The best hope for the storage battery on the automobile rests upon its convenience as a repository of reserve power in conjunction with such a prime motor as the steam-engine. A turbine worked by a jet of steam, as already described, and moving in a magnetic field to generate electricity for storage in a few cells, is a convenient form in which steam and electricity can be yoked together in order to secure a power of just the type suitable for driving an automobile. In the machine indicated the supply of the motive power is direct from the storage batteries, which can be coupled up in any required number according to the exigencies of the road.

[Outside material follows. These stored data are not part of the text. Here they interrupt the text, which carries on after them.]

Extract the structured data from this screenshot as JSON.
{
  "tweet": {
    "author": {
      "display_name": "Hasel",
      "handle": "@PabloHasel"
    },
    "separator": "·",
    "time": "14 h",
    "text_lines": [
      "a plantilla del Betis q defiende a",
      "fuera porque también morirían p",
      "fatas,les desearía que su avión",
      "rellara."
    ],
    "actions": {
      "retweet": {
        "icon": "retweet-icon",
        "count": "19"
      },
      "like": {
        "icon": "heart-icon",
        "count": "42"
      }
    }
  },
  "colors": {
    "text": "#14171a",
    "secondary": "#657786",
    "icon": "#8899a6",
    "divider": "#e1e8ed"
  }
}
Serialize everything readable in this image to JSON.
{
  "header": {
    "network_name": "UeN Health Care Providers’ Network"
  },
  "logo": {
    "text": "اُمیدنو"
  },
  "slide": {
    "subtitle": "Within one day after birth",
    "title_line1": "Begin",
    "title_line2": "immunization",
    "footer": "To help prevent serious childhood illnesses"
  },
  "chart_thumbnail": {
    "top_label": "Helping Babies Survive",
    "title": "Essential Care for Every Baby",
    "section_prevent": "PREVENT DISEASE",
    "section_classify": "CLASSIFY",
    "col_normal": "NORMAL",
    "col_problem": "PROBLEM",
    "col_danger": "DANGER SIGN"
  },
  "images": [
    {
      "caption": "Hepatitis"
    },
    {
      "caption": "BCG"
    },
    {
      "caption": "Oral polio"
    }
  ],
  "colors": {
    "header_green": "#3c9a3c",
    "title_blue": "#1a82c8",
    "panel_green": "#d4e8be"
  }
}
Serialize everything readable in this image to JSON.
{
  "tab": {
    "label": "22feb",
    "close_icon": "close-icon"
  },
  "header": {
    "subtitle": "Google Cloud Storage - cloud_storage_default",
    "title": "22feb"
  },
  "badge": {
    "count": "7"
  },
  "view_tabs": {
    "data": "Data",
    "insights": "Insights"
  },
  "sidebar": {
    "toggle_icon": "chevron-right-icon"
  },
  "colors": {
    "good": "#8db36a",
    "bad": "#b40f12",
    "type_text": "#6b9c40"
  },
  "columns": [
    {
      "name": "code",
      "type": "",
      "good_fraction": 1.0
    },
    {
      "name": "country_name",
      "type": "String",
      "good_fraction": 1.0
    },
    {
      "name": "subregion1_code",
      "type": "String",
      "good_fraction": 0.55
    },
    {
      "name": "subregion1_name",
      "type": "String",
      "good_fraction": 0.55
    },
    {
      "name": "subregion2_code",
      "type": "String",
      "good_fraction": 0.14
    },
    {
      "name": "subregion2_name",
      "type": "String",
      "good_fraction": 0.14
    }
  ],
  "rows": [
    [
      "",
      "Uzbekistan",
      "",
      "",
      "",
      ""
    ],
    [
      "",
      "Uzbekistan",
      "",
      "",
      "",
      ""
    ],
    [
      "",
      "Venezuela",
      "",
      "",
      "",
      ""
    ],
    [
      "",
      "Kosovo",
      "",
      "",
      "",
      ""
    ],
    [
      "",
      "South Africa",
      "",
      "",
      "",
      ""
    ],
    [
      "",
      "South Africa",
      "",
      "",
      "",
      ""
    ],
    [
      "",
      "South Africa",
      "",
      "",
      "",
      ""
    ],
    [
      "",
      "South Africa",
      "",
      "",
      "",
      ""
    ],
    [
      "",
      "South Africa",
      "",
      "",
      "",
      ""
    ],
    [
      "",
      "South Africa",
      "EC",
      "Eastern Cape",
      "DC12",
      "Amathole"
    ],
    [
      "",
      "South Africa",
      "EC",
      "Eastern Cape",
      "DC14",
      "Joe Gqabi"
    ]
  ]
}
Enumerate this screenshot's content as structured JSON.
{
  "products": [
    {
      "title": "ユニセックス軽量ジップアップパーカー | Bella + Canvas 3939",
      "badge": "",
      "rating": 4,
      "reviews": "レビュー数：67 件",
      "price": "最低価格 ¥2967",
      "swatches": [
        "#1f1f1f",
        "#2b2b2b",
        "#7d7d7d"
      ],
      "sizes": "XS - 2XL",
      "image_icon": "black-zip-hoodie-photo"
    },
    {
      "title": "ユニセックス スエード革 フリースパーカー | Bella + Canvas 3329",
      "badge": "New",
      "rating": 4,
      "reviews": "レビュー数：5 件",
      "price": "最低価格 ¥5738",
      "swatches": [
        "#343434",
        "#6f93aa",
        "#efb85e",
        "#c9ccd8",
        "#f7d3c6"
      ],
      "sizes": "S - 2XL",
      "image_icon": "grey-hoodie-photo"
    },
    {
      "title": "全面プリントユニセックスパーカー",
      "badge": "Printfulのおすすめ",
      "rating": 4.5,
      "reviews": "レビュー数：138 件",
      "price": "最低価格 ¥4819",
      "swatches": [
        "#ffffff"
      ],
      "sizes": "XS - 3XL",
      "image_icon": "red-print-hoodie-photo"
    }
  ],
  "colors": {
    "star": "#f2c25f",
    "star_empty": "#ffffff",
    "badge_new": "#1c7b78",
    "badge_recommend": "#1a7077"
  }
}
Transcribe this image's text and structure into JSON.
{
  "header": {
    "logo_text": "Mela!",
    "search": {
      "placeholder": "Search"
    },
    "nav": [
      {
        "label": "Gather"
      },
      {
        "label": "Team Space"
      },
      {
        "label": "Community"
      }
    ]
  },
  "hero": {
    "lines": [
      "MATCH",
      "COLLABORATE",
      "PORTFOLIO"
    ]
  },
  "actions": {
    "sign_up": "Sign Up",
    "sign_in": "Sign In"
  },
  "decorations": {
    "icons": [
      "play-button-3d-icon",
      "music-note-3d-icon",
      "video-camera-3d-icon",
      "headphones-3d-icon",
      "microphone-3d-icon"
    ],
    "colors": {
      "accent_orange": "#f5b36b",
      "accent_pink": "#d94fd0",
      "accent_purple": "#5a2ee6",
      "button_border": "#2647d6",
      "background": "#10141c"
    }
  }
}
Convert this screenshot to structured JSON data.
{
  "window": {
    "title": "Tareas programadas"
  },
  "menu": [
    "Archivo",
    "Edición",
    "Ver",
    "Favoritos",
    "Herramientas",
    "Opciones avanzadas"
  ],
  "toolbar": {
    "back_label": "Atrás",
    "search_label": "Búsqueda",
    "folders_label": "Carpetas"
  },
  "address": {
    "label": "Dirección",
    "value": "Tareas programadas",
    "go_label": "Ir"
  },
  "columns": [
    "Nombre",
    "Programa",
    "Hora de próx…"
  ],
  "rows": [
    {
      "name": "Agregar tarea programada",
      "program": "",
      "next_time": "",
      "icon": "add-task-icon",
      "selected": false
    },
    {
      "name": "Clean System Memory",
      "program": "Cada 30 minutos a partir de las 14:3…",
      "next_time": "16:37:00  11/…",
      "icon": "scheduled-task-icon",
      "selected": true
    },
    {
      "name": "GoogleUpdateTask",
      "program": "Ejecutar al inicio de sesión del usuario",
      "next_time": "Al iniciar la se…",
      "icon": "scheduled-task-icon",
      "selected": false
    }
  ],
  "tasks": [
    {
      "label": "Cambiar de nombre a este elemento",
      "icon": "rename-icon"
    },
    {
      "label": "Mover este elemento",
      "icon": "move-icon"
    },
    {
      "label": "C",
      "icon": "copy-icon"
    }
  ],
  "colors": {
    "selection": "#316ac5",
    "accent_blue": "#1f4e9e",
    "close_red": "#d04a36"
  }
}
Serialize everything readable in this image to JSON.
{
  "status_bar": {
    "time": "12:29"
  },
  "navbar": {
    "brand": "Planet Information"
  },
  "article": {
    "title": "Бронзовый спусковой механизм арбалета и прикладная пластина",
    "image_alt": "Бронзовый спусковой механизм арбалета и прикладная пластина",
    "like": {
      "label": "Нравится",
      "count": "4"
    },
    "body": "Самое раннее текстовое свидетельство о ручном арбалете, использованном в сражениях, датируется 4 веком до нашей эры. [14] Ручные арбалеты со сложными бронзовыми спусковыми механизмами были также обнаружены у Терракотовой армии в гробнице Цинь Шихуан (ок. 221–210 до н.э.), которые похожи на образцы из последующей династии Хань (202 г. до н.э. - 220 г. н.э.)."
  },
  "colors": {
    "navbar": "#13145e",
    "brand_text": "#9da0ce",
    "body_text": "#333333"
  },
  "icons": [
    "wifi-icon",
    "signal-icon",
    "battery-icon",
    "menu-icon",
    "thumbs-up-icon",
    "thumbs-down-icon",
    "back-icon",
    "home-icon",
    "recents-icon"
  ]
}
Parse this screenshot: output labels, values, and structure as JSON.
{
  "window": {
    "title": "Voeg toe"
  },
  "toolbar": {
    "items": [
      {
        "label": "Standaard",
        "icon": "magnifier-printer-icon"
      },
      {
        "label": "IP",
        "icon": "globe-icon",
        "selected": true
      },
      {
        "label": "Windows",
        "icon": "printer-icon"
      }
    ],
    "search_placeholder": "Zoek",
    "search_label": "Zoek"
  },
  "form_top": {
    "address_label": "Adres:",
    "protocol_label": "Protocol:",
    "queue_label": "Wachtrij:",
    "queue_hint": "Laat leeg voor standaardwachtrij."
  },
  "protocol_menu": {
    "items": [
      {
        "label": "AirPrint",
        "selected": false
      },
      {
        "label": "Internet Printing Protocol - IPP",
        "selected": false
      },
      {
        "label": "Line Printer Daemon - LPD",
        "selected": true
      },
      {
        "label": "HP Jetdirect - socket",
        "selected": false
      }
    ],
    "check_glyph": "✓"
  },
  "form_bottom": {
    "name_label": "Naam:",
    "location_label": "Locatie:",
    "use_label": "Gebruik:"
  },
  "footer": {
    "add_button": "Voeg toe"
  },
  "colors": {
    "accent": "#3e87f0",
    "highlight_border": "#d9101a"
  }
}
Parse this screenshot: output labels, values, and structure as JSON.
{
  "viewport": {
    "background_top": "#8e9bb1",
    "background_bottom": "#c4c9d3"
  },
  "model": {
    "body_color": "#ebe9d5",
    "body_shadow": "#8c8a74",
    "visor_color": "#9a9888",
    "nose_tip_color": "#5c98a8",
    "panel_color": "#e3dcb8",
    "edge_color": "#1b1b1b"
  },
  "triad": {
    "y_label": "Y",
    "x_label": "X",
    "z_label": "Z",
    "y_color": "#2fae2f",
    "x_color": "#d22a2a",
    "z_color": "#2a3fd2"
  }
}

Automatic gear may be introduced by an adaptation of the principle already referred to.
In a light road-motor for carrying one or two persons on holiday trips or business rounds, the quality of adaptability of the source of power to the sudden demands due to differences of level in the road is not so absolutely essential as it is in traction engines designed for the transport of goods over ordinary roads. In the former class of work the waste of power involved in employing a motor of strength sufficient to climb hills—although the bulk of the distance to be travelled is along level roads—may not be at all so serious as to overbalance the many and manifest advantages of the automobile principle. At the same time, as has already been indicated, there is no doubt whatever that when proper automatic shut-off contrivances have been applied for economising mechanical energy in the passenger road-motor, an immense impetus will be given to its advancement.
In the road traction-engine the need for what may be termed effort on the part of the mechanism is much greater, more especially as the competition against horse-traction is conducted on terms so much more nearly level. A team of strong draught-horses driven by one man on a well-loaded waggon is a far more economical installation of power than a two-horse buggy carrying one or two passengers.
The asphalt and macadamised tracks which are now being laid down along the sides of roads for the convenience of cyclists, are the significant forerunners of an improvement destined to produce a revolution in road traffic during the twentieth century. When automobiles have become very much more numerous, and local authorities find that the settlement of wealthy or comparatively well-to-do families in their neighbourhoods may depend very largely upon the question whether light road-motor traffic may be conveniently conducted to and from the nearest city, an immense impetus will be administered to the reasonable efforts made for catering for the demand for tracks for the accommodation of automobiles, both private and public.
The tyranny of the railway station will then be to a large extent mitigated, and suburban or country residents will no longer be practically compelled to crowd up close to each station on their lines of railroad. Under existing conditions many of those who travel fifteen or twenty miles to business every day live just as close to one another, and with nearly as marked a lack of space for lawn and garden, as if they lived within the city. The bunchy nature of settlement promoted by railways must have excited the notice of any intelligent observer during the past twenty or thirty years—that is to say since the suburban railroad began to take its place as an important factor in determining the locating of population.